Facebook has helped out, but for every picture of smoked brisket and cheap beer you upload there are twenty of family related activities, which means you have to draw a line of maturity somewhere. Now, the favorite pastime known as betting your friends to do stupid things and/or over stupid things is contained on one ingenious service called WhoBet.
I used to work with three of their founders, but they asked me to look at WhoBet in June and well I'm slow on the take so on top of their Christmas card list I am not. Oh and for any of you digital music historians, two of their founders were instrumental in bringing Ogg Vorbis to the masses. As Ali G would say...Respect.
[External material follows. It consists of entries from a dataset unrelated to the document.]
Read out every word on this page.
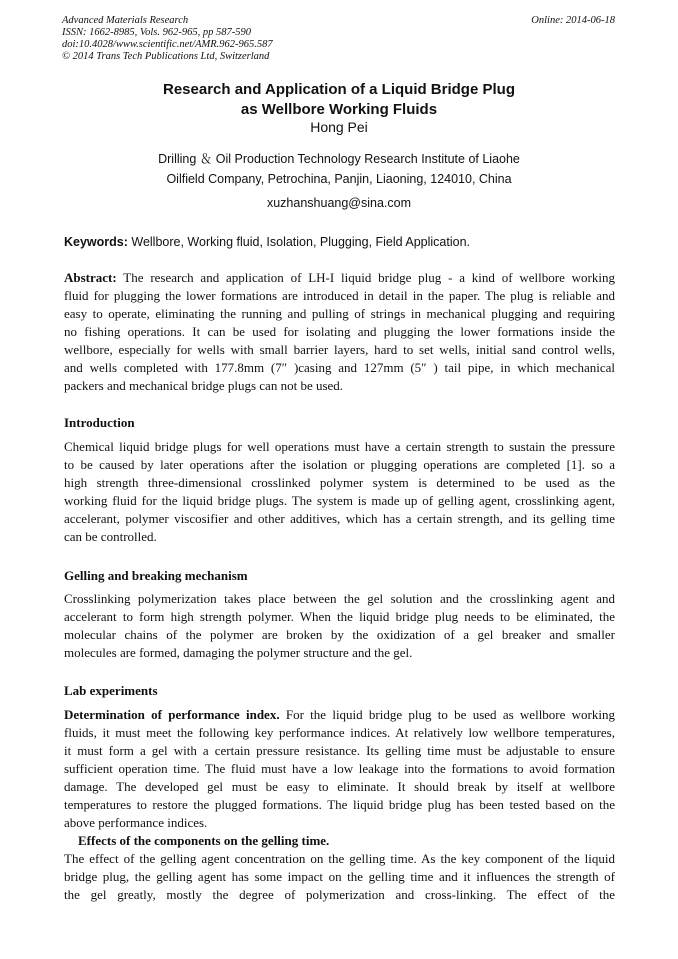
Advanced Materials Research
ISSN: 1662-8985, Vols. 962-965, pp 587-590
doi:10.4028/www.scientific.net/AMR.962-965.587
© 2014 Trans Tech Publications Ltd, Switzerland
Online: 2014-06-18
Research and Application of a Liquid Bridge Plug
as Wellbore Working Fluids
Hong Pei
Drilling ＆ Oil Production Technology Research Institute of Liaohe
Oilfield Company, Petrochina, Panjin, Liaoning, 124010, China
xuzhanshuang@sina.com
Keywords: Wellbore, Working fluid, Isolation, Plugging, Field Application.
Abstract: The research and application of LH-I liquid bridge plug - a kind of wellbore working
fluid for plugging the lower formations are introduced in detail in the paper. The plug is reliable and
easy to operate, eliminating the running and pulling of strings in mechanical plugging and requiring
no fishing operations. It can be used for isolating and plugging the lower formations inside the
wellbore, especially for wells with small barrier layers, hard to set wells, initial sand control wells,
and wells completed with 177.8mm (7″ )casing and 127mm (5″ ) tail pipe, in which mechanical
packers and mechanical bridge plugs can not be used.
Introduction
Chemical liquid bridge plugs for well operations must have a certain strength to sustain the pressure
to be caused by later operations after the isolation or plugging operations are completed [1]. so a
high strength three-dimensional crosslinked polymer system is determined to be used as the
working fluid for the liquid bridge plugs. The system is made up of gelling agent, crosslinking agent,
accelerant, polymer viscosifier and other additives, which has a certain strength, and its gelling time
can be controlled.
Gelling and breaking mechanism
Crosslinking polymerization takes place between the gel solution and the crosslinking agent and
accelerant to form high strength polymer. When the liquid bridge plug needs to be eliminated, the
molecular chains of the polymer are broken by the oxidization of a gel breaker and smaller
molecules are formed, damaging the polymer structure and the gel.
Lab experiments
Determination of performance index. For the liquid bridge plug to be used as wellbore working
fluids, it must meet the following key performance indices. At relatively low wellbore temperatures,
it must form a gel with a certain pressure resistance. Its gelling time must be adjustable to ensure
sufficient operation time. The fluid must have a low leakage into the formations to avoid formation
damage. The developed gel must be easy to eliminate. It should break by itself at wellbore
temperatures to restore the plugged formations. The liquid bridge plug has been tested based on the
above performance indices.
Effects of the components on the gelling time.
The effect of the gelling agent concentration on the gelling time. As the key component of the liquid
bridge plug, the gelling agent has some impact on the gelling time and it influences the strength of
the gel greatly, mostly the degree of polymerization and cross-linking. The effect of the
I finally took a look and to be perfectly honest I'm addicted. WhoBet is going to control my life for an extended period of time, while I publicly place bets like "Can my dog crush a (dead) cow's femur?" and "Will my wife have to resort to, ahem, favors to get me to take a sip of Skinny Girl Margarita?". These are the real challenges we face as Americans.I'm so convinced of it's power I'm petitioning my state senators to enact a bill that will mandate all new laws be decided via WhoBet.